[math-fun] Floating point matrix product anomalies
From: Bill Gosper <billgosper@gmail.com> Subject: [math-fun] Floating point matrix product anomalies
--Wow, that is strange. Perhaps related is this: 1. Take N consecutive rightward steps of length 1+noise (where noise is a tiny-variance mean=0 random variable). You will reach N+-sqrt(N)*NoiseAmplitude. 2. Instead take a step, double it, add noise, and keep on doing that for lg(N) doublings. You will reach N+-N*Constant*NoiseAmplitude. 3. If in (1) the noise each step is negatively correlated to the noise the preceding step, then we do even better. -- Warren D. Smith http://RangeVoting.org <-- add your endorsement (by clicking "endorse" as 1st step)

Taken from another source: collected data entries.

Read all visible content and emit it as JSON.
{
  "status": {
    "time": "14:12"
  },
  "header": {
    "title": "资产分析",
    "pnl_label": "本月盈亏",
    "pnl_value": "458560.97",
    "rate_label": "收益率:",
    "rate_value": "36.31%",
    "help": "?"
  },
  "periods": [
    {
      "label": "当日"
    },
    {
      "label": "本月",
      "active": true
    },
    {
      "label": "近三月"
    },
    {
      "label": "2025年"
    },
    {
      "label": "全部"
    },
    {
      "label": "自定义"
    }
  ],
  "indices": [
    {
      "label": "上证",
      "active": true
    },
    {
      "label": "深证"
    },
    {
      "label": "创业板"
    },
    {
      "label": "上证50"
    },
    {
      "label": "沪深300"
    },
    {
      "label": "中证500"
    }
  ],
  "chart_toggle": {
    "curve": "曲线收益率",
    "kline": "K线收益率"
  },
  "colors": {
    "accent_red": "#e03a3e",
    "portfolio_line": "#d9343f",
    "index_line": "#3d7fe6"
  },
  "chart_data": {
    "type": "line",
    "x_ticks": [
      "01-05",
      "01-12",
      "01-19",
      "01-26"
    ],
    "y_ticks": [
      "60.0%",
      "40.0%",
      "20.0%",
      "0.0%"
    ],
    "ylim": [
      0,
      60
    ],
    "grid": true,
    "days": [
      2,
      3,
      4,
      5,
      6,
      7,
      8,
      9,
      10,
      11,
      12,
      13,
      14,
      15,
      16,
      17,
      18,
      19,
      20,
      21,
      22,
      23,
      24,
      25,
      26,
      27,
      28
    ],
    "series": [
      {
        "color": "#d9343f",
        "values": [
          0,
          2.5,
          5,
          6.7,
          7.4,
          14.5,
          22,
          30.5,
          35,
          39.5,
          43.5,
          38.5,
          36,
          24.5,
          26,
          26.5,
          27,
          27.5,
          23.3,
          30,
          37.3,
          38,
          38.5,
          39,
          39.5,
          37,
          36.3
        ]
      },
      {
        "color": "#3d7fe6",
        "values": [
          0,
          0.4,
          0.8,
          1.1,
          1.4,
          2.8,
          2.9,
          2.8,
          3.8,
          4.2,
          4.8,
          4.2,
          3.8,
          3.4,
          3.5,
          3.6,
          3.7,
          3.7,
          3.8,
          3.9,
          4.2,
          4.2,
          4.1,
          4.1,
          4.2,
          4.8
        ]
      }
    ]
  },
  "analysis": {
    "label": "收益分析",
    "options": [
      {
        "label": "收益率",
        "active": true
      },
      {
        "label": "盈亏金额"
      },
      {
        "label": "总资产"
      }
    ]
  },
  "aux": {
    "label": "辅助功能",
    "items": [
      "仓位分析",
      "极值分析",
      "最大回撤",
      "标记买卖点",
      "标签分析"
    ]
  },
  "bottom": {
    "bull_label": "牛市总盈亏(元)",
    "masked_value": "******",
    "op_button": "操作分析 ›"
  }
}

* Warren D Smith <warren.wds@gmail.com> [Dec 07. 2015 16:16]:
From: Bill Gosper <billgosper@gmail.com> Subject: [math-fun] Floating point matrix product anomalies
--Wow, that is strange. Perhaps related is this:
1. Take N consecutive rightward steps of length 1+noise (where noise is a tiny-variance mean=0 random variable). You will reach N+-sqrt(N)*NoiseAmplitude.
2. Instead take a step, double it, add noise, and keep on doing that for lg(N) doublings. You will reach N+-N*Constant*NoiseAmplitude.
3. If in (1) the noise each step is negatively correlated to the noise the preceding step, then we do even better.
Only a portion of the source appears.